SANDY: This is Sandy reporting live from the war zone in the B-Stretch. In the last fourteen hours, civilians in the area have been chased and gunned down by the White Guardians. It seems that the terrorists are trying to claim hold to the land in order to defend themselves against rebels and American troops. Explosive devices are seldom used, and instead, firearms are the Guardians’ weapons of choice – seemingly wanting to herd the people, or keep the infrastructures intact. Three hours ago, Fernando-


(Yelling is heard nearby. SANDY can hear her heart throbbing.)


SANDY: Three hours ago, Fernando and I ventured through the outskirts of an abandoned village, looking to find temporary shelter from the attacks. We had not known that the Guardians had posted patrols there. While we were able to find a vehicle to get away in, Fernando was shot shortly after escaping to the city. By the time I’d arrived, the first wave of civilians trying to escape were out in the streets.


(A gun fires off in the building.)


SANDY: First, people ran south, then west. It became apparent that we were trapped. I continued going west, dodging the Guardians as best as I could.


(Voices are outside the door. SANDY needs to pause before continuing.)

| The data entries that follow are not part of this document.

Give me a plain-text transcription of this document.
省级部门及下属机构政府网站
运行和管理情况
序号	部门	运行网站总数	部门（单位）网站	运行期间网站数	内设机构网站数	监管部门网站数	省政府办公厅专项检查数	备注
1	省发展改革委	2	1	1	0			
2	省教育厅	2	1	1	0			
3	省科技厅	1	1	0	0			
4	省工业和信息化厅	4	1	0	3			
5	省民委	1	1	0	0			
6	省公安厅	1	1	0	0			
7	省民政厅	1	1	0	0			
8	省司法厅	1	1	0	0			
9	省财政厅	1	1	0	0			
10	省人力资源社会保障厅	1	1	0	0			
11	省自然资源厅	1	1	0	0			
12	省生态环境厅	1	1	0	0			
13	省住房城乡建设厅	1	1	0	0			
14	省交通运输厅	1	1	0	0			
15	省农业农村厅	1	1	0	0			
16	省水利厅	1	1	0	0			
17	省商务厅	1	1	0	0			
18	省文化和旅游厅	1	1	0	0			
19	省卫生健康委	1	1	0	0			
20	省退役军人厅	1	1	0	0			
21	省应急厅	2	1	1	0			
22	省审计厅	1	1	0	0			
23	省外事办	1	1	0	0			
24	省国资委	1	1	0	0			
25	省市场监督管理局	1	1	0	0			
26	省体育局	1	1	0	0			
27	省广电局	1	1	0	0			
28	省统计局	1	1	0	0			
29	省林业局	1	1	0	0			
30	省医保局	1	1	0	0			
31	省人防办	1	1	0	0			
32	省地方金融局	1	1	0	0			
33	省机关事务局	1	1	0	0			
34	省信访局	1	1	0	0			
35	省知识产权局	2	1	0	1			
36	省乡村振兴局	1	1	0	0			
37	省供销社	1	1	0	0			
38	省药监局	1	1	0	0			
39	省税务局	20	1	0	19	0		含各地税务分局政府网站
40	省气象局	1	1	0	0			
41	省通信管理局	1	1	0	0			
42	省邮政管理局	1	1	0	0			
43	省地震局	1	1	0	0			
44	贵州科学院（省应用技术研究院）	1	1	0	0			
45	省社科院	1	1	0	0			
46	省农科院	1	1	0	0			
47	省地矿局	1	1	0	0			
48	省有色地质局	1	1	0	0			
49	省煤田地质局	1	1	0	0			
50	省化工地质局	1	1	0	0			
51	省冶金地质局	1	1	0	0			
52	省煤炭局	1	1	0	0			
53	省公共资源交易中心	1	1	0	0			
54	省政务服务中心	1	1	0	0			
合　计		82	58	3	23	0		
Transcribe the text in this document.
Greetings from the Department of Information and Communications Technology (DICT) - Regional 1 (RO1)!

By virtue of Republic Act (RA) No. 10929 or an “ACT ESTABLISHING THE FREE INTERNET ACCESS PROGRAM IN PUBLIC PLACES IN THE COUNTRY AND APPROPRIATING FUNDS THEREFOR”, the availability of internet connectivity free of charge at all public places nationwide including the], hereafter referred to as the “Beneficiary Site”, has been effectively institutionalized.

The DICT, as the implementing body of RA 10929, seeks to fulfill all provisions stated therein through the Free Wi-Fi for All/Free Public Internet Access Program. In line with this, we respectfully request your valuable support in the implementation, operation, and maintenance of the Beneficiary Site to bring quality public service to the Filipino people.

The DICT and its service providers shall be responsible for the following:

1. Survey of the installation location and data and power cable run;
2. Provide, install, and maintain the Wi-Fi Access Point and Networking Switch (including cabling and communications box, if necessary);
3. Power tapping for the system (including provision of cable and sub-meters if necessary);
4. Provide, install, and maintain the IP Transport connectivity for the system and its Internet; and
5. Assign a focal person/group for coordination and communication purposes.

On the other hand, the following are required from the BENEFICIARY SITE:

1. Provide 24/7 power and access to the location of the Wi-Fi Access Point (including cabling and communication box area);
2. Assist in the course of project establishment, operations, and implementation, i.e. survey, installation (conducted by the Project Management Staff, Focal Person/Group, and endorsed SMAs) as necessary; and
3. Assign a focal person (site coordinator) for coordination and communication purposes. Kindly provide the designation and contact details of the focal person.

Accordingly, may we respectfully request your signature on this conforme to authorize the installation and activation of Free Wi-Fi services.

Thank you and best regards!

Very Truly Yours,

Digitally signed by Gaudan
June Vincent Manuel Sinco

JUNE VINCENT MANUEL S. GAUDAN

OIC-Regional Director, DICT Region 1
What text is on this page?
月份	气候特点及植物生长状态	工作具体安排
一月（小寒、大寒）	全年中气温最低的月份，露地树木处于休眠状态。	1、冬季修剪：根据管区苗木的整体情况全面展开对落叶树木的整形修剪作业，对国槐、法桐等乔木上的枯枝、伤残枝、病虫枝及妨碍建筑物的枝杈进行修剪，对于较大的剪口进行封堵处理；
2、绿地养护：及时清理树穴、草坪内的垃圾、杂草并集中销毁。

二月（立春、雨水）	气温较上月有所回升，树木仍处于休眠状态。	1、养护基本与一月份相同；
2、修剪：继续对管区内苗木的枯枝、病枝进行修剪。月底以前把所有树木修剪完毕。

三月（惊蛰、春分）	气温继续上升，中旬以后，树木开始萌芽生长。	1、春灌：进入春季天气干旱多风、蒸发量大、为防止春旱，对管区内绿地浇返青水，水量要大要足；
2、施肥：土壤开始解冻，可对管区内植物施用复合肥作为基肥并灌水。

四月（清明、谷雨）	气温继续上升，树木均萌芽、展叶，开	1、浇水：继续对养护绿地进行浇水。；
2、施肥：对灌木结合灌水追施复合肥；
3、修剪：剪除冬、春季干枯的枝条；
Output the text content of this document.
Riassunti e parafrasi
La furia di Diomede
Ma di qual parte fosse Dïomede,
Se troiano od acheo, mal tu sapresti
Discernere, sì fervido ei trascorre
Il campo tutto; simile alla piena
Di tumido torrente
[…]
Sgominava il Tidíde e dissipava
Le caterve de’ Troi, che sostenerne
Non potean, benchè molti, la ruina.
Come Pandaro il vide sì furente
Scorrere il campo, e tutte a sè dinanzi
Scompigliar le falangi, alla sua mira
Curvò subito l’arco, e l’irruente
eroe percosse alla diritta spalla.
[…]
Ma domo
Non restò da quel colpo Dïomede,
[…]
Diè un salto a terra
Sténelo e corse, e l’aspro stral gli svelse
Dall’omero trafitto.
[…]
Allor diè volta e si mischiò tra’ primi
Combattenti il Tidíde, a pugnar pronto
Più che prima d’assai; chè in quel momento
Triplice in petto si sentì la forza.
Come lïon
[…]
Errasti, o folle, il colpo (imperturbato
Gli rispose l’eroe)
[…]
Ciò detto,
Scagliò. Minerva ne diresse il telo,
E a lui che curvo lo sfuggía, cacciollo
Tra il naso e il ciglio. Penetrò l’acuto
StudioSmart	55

SANDY: I saw a body of an American soldier – a man from the army. His wounds looked fresh, so I tried to find if there were any more in the vicinity. I climbed to the top of a building, looked out, and saw the Americans retreating. When I tried to leave the building, there were more civilians and Guardians on the streets. Corpses all around.


(There is yelling in the hallway, and someone from outside tries to open the door. SANDY does not look.)


SANDY: There is no way for any of these civilians to escape. Only luck offers them a chance of survival.


(Multiple people barge at the door.)


SANDY: The White Guardians have succeeded in terrorizing and slaughtering the people here, as they have in almost all of the B and C-Stretches. The United States has said that they would not be sending troops out to the B-Stretch until they met with Greek officials.


(The barging on the door makes it so SANDY has to speak louder.)


SANDY: This meeting has not yet happened. We deserve to know why American troops are here, and what exactly they are fighting for. The information we are being fed by-


(The White Guardians push through the door, SANDY turns her head, and the stage goes black.)